Als eine junge Frau nach einer durchzechten Nacht in einem Glasgower Club verschwindet, müssen ihre Lieben aus Zeitungsberichten erfahren, dass sie das Opfer eines brutalen Mörders geworden sei. In einem vergeblichen Versuch, die Zuneigung der Schwester der Vermissten zurückzugewinnen, nimmt es der mit Alkoholproblemen behaftete Journalist Hamish (Samuel Feeney) auf sich, die Wahrheit aufzudecken und dabei die Polizei gründlich zu verärgern. Er folgt einer Spur, die ihn zum Versteck des Bean-Clans in den Highlands führt. Die Beans haben bereits seit Jahrhunderten Menschen entführt, um sie zu foltern, zu vergewaltigen und auf zu essen. Die Inzuchtfamilie hat jedoch auch ihre eigenen Probleme, was zu einem Showdown führt, in dem ihre barbarische Vergangenheit zurück beißen kann.

Frühe Sequenzen verstehen es hervorragend Glasgows gruselige Gassen in Szene zu setzen, in denen die Beans ihre Beute mit einem Taxiwagen auflauern. Die ersten Einblicke in ihre unterirdische Höhle sind sowohl von innen, als auch von außen gut verwirklicht worden, da sich die raue Schönheit des Wasserfalls am Eingang hervorragend von den eher stereotypen stillgelegten Bergbautunneln abhebt, die im Inneren des Berges verborgen liegen.

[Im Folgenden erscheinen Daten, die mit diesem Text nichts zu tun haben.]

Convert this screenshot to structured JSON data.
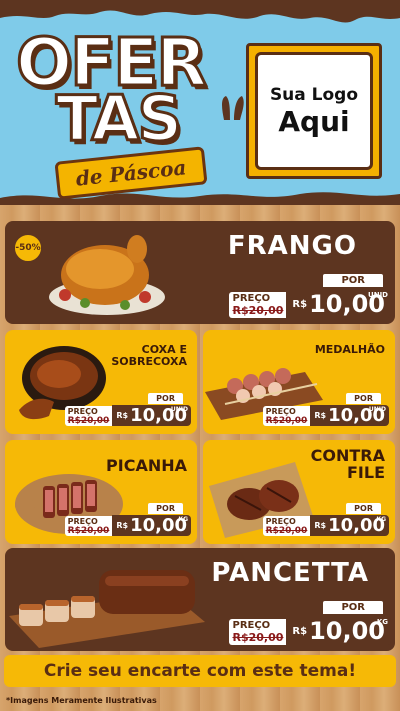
{
  "header": {
    "title_line1": "OFER",
    "title_line2": "TAS",
    "subtitle": "de Páscoa",
    "logo_line1": "Sua Logo",
    "logo_line2": "Aqui"
  },
  "products": {
    "frango": {
      "name": "FRANGO",
      "badge": "-50%",
      "label": "PREÇO",
      "old": "R$20,00",
      "por": "POR",
      "currency": "R$",
      "value": "10,00",
      "unit": "UNID"
    },
    "coxa": {
      "name_l1": "COXA E",
      "name_l2": "SOBRECOXA",
      "label": "PREÇO",
      "old": "R$20,00",
      "por": "POR",
      "currency": "R$",
      "value": "10,00",
      "unit": "UNID"
    },
    "medalhao": {
      "name": "MEDALHÃO",
      "label": "PREÇO",
      "old": "R$20,00",
      "por": "POR",
      "currency": "R$",
      "value": "10,00",
      "unit": "UNID"
    },
    "picanha": {
      "name": "PICANHA",
      "label": "PREÇO",
      "old": "R$20,00",
      "por": "POR",
      "currency": "R$",
      "value": "10,00",
      "unit": "KG"
    },
    "contrafile": {
      "name_l1": "CONTRA",
      "name_l2": "FILE",
      "label": "PREÇO",
      "old": "R$20,00",
      "por": "POR",
      "currency": "R$",
      "value": "10,00",
      "unit": "KG"
    },
    "pancetta": {
      "name": "PANCETTA",
      "label": "PREÇO",
      "old": "R$20,00",
      "por": "POR",
      "currency": "R$",
      "value": "10,00",
      "unit": "KG"
    }
  },
  "banner": "Crie seu encarte com este tema!",
  "note": "*Imagens Meramente Ilustrativas",
  "colors": {
    "chocolate": "#5d3520",
    "yellow": "#f6b906",
    "sky": "#7fcbe9"
  }
}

Wood macht sich sofort an ans Werk und etabliert schon früh seine mulmige Mischung aus ausgefallenem Humor und grottigem Gore. Alle Arten von gummiartigen Körperteilen schwappen in sirupartigem Kunstblut herum, während der respektierte Hayman seine brutale Pflicht erfüllt, indem er seine Schergengeschwister herumkommandiert und alles schlachtet, was er in seine Hände bekommt. Während die Beleuchtung und das Make-up „kein Budget“ schreien (Haymans lächerlich billige weiße Kontaktlinse ist vollkommen überflüssig), wurde genügend Energie in die Action gesteckt, um Horrorfans wenigstens einigermaßen begeistern zu können, auch wenn es sich hier eher um eine leichtherzige Angelegenheit handelt, als um eine wirklich verstörende.

Die dramatischen Aspekte von Woods Drehbuch und Regieführung geraten leider recht oft ins Wanken, da der englische Schauspieler Samuel Feeney als nomineller Held Hamish ziemlich fehl am Platz ist. Seine journalistischen Instinkte machen es dem Publikum nur noch schwerer ihn zu mögen, wobei es nie klar ist, ob seine Motive rein egoistischer oder tatsächlich edler Natur sind, während sein amateurhaftes Herumschnüffeln und sein Alkoholismus die Glaubwürdigkeit des Charakters bis an die Grenzen ausreizen. Die ernsthafteren Szenen zwischen Feeney und Bill Munros amüsant toxischem Polizisten fühlen sich auch nur halb gar und gestreckt an, trotz Munros unterhaltsam verrückten Blicks und seines aggressiven schottischen Akzents.

Obwohl sie eindeutig die beste Schauspielerin in Woods Ensemble ist, wird die arme Elizabeth Brown genauso überflüssig, wie unbegründet misshandelt, was den Film in Teilen auf Folterporno-Niveau abgleiten lässt. Die porträtierte Grimmigkeit weicht schließlich einem erfreulich anarchischen Unsinn, bei dem Hayman die technologischen Fallen, von denen wir heutzutage so abhängig sind, zerstört und sich seine beiden freilaufenden „Mutanten-Brüder“ in einer spontanen Kampfkunstschlägerei gegenüberstehen. Es gibt auch eine unterentwickelte religiöse Satire sowie eine Verschiebung des dritten Aktes in ein anderes Genre „zu bestaunen“, doch der „alles ist möglich“ Höhepunkt gegen Ende des Films kommt auch nicht richtig zustande, da er sich weder lustig noch viszeral genug präsentiert, um besonders einprägsam zu sein.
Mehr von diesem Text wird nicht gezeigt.